We should take Wall Street's rosy estimates with a grain of salt, but Innodata has already outperformed Nvidia over the past five years with a gain of nearly 1,400%. Let's see why Innodata's stock soared -- and if it can actually outperform Nvidia next year.

NASDAQ: INOD
Key Data Points
What does Innodata do?
Innodata was founded in 1988, and it didn't attract much attention when it went public in 1993. At the time, it seemed like just another small, slow-growth data services provider. Its content digitization, digital publishing, and data enrichment services all served niche customers, were labor-intensive, and difficult to scale. From 1994 to 2019, its revenue only grew at a CAGR of 6%. At the end of 2019, it was trading at just $1.14 per share, which was 32% below its split-adjusted IPO price of $1.67.
But in 2018, Innodata launched a suite of task-specific microservices that efficiently annotated large amounts of high-quality data for AI applications. The market's demand for these services skyrocketed as the AI boom started, and at least five of the Magnificent Seven companies now use its services to clean up and prepare their AI-oriented data.
When large tech companies launch a new AI project on their own, they generally spend 80% of their time simply preparing that raw data and just 20% of the time training the actual algorithm. That's a painfully expensive and inefficient process, so it's a lot smarter to outsource all of that work to Innodata.
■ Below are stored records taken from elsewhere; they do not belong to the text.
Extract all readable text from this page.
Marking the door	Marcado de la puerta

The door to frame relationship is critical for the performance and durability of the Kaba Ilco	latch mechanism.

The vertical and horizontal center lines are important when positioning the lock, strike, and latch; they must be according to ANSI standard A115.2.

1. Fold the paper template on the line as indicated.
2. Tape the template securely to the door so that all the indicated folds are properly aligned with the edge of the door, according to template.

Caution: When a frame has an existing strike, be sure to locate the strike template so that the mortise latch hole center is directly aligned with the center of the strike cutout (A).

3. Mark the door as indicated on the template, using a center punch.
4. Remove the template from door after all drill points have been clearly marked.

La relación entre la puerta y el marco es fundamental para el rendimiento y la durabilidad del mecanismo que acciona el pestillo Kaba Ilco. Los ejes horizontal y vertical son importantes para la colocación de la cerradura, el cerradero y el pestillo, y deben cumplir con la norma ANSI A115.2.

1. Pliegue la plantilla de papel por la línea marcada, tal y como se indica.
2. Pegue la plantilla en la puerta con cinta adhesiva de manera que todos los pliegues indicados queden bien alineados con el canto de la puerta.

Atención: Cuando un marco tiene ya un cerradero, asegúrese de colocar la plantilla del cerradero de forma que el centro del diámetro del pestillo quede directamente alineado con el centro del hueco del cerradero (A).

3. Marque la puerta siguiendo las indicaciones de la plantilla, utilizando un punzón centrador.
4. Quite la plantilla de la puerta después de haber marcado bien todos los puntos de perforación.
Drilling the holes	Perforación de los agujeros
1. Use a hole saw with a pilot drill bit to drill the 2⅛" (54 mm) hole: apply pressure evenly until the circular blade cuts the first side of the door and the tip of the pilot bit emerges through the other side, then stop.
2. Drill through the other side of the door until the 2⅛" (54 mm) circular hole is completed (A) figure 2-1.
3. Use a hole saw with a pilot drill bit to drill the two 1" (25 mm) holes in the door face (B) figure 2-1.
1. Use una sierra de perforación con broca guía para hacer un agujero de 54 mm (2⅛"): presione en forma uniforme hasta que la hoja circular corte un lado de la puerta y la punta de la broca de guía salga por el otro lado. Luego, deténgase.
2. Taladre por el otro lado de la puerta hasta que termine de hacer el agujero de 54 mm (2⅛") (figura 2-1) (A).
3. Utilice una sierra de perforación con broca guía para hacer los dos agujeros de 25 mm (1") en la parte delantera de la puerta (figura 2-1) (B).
How fast is Innodata growing?
From 2019 to 2024, Innodata's revenue grew at a CAGR of 25% from $56 million to $171 million. Its adjusted earnings before interest, taxes, depreciation, and amortization (EBITDA) surged from just $3 million in 2019 to $35 million in 2024.
That acceleration was driven by its R&D investments in its new Innodata Labs unit, which focuses on integrating its features into scalable AI data-preparation services. Its previous experience with filtering out large amounts of high-quality data supported that rapid transition.
Innodata expects its revenue to rise at least 45% in 2025 and to deliver "transformative growth" in 2026 as the generative AI market expands and it gains even more big tech customers. Analysts expect its revenue to grow 46% to $249 million in 2025 and 25% to $311 million in 2026.
As Innodata scales up its business, its operating costs should decline and its pricing power should improve. That's why its adjusted EBITDA is expected to rise 53% to $53 million in 2025, and increase 26% to $67 million in 2026.
Could Innodata outperform Nvidia by the end of 2026?
With an enterprise value of $1.8 billion, Innodata isn't a screaming bargain at 33 times this year's adjusted EBITDA -- but its robust growth rates could support that higher valuation. If it matches analysts' estimates and maintains the same EV/EBITDA ratio, its enterprise value could rise 22% to $2.2 billion over the next 12 months. If it trades at a more bullish 45 times its adjusted EBITDA, its enterprise value could grow 67% to $3 billion -- which could nearly match the average 12-month target for the stock.
Therefore, it wouldn't be surprising if Innodata outperforms Nvidia over the next 12 months. It's a smaller niche company, but it's growing like a weed. However, these two companies serve different areas of the booming AI market -- and it might be smart to simply own both of them instead of betting on one outperforming the other.